According to the announcement, the Cities for Financial Empowerment Fund, selected Richmond as one of the cities to duplicate its model program to boost financial literacy now in planning or underway in 26 other localities.

The fund is to provide initial funding and technical support to enable Richmond to set up a financial empowerment center to offer the service at no charge.

Ms. Armstead, who was in New York to receiving training on the program, told the Free Press on Wednesday that the CFE Fund awarded the city a $20,000 grant.

Other details are still unknown, including when the program might launch and the amount of funding the city might need to provide. In a news release from her office announcing the award, Ms. Armstead stated, “It has been my commitment to provide financial literacy opportunities to our communities, and with free one-on-one financial counseling for low-income residents, we (will be) providing tangible resources to empower all residents of our city.” Mayor Levar M. Stoney, in the news release, announced his support for the project that he stated would help Richmond’s efforts “to build an equitable economy. This opportunity for one-on-one counseling will give residents the power to make informed choices.”

Since her election in 2017, Ms. Richardson has created an advisory board to consider ways to increase financial literacy efforts.

She also held an inaugural financial literacy fair in April. According to the news release, Richmond has committed to setting up a model center where professional trained counselors would assist families to budget, pay down debt, increase savings and build credit.
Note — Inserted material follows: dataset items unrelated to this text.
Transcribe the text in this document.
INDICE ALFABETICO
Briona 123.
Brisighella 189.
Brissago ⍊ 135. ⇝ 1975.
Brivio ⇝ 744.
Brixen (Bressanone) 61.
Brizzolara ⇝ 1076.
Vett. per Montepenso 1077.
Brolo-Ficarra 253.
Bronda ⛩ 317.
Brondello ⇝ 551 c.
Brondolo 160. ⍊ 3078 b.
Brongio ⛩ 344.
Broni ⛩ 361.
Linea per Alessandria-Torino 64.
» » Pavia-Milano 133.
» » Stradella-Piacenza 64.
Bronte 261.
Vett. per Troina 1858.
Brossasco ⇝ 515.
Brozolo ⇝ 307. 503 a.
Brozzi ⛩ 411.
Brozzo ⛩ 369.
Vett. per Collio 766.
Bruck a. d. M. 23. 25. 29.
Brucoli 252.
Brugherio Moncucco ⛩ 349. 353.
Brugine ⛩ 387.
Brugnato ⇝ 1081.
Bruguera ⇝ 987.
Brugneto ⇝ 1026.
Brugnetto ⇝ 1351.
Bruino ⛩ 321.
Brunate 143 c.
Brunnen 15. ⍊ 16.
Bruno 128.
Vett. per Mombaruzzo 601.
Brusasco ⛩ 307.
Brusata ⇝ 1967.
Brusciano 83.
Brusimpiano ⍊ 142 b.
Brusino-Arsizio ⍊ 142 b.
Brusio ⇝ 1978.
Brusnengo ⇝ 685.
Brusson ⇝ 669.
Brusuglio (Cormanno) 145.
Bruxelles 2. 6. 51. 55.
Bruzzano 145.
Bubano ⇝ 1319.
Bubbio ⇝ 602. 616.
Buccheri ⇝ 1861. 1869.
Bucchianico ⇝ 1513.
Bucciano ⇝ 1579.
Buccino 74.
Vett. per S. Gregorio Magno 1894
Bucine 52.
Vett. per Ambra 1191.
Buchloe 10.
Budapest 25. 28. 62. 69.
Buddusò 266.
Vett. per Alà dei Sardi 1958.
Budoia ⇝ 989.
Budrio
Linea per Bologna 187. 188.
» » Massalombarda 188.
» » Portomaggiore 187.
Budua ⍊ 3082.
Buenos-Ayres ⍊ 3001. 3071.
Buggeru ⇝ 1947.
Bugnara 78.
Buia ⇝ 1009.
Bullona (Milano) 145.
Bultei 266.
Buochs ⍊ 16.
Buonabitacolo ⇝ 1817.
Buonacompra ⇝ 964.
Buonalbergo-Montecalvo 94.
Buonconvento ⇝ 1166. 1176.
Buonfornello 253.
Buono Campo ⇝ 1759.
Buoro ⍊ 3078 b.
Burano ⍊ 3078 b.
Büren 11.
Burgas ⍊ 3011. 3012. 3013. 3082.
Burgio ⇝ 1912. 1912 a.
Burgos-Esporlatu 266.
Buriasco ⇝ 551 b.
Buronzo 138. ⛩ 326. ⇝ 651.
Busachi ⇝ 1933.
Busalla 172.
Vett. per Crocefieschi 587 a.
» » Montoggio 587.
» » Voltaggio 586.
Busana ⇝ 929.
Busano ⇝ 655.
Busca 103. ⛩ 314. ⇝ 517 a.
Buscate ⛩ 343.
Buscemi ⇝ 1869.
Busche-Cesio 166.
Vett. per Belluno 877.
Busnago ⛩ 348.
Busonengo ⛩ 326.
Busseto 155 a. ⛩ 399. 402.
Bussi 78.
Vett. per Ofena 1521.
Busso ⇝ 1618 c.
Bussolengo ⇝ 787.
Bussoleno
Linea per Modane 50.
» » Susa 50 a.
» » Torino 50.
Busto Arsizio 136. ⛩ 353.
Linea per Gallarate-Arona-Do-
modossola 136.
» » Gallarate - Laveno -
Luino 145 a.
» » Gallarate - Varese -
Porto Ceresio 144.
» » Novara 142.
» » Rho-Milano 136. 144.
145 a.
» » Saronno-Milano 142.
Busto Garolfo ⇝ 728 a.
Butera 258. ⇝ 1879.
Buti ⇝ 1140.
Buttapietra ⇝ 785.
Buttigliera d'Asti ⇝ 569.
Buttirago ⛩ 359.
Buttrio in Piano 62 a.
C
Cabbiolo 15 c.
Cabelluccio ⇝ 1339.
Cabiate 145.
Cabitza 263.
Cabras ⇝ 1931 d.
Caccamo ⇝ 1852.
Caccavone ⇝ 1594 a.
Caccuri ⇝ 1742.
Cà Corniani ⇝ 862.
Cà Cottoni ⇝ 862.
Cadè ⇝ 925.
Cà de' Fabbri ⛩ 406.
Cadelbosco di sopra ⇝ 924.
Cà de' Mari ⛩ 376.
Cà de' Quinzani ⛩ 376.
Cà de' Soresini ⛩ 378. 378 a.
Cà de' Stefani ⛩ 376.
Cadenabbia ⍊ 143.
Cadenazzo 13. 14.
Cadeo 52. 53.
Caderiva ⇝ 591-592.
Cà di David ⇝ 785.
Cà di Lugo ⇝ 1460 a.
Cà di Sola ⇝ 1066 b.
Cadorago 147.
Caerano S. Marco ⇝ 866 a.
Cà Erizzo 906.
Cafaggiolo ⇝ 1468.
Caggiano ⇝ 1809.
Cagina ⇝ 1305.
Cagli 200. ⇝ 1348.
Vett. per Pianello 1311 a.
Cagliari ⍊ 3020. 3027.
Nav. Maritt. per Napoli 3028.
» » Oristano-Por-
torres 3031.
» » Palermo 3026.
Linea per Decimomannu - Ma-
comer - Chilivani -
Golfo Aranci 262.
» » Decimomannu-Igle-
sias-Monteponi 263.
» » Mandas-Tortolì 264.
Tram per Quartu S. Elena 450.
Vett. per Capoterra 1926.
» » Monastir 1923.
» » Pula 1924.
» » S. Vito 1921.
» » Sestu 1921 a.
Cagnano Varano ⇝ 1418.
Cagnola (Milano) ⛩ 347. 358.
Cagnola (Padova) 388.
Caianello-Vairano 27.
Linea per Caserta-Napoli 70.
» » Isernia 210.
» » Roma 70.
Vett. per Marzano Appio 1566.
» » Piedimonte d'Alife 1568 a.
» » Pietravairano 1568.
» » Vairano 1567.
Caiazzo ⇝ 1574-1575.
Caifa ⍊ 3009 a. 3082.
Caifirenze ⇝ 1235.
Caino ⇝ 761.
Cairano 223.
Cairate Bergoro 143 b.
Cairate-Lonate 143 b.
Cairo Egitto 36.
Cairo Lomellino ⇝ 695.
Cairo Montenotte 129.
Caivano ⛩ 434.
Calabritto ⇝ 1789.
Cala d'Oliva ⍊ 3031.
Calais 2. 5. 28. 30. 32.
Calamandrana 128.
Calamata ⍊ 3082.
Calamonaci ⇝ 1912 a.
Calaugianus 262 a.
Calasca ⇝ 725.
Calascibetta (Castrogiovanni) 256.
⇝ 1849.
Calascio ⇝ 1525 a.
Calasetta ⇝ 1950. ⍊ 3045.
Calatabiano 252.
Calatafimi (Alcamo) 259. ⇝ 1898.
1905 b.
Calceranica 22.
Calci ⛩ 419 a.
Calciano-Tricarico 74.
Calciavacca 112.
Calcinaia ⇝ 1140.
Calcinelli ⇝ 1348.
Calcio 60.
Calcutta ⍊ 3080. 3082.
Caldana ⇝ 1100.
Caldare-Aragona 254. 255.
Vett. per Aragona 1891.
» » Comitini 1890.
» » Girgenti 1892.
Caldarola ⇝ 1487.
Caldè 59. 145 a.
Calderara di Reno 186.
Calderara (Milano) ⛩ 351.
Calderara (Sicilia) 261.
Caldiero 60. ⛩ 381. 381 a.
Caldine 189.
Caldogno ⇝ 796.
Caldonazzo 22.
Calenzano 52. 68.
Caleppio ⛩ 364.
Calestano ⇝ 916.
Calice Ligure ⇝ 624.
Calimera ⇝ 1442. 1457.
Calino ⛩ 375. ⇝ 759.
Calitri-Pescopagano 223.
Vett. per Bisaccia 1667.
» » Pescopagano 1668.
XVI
According to the CFE Fund, the center also would integrate counseling in other areas, including housing, foreclosure preven- tion, workforce training, domestic violence and similar areas, to help eliminate other barriers.

The release states that the financial center model was initiated in New York in 2008 under Mayor Michael Bloomburg. With support from four national banks and Bloomburg Philanthropies, the CFE Fund has spread the idea and reports that existing centers have helped nearly 100,000 clients reduce their individual debt by $137 million and increase their savings.

Richmond was one of six communities the CFE Fund selected in the 2019 round in its continuing effort to expand the program.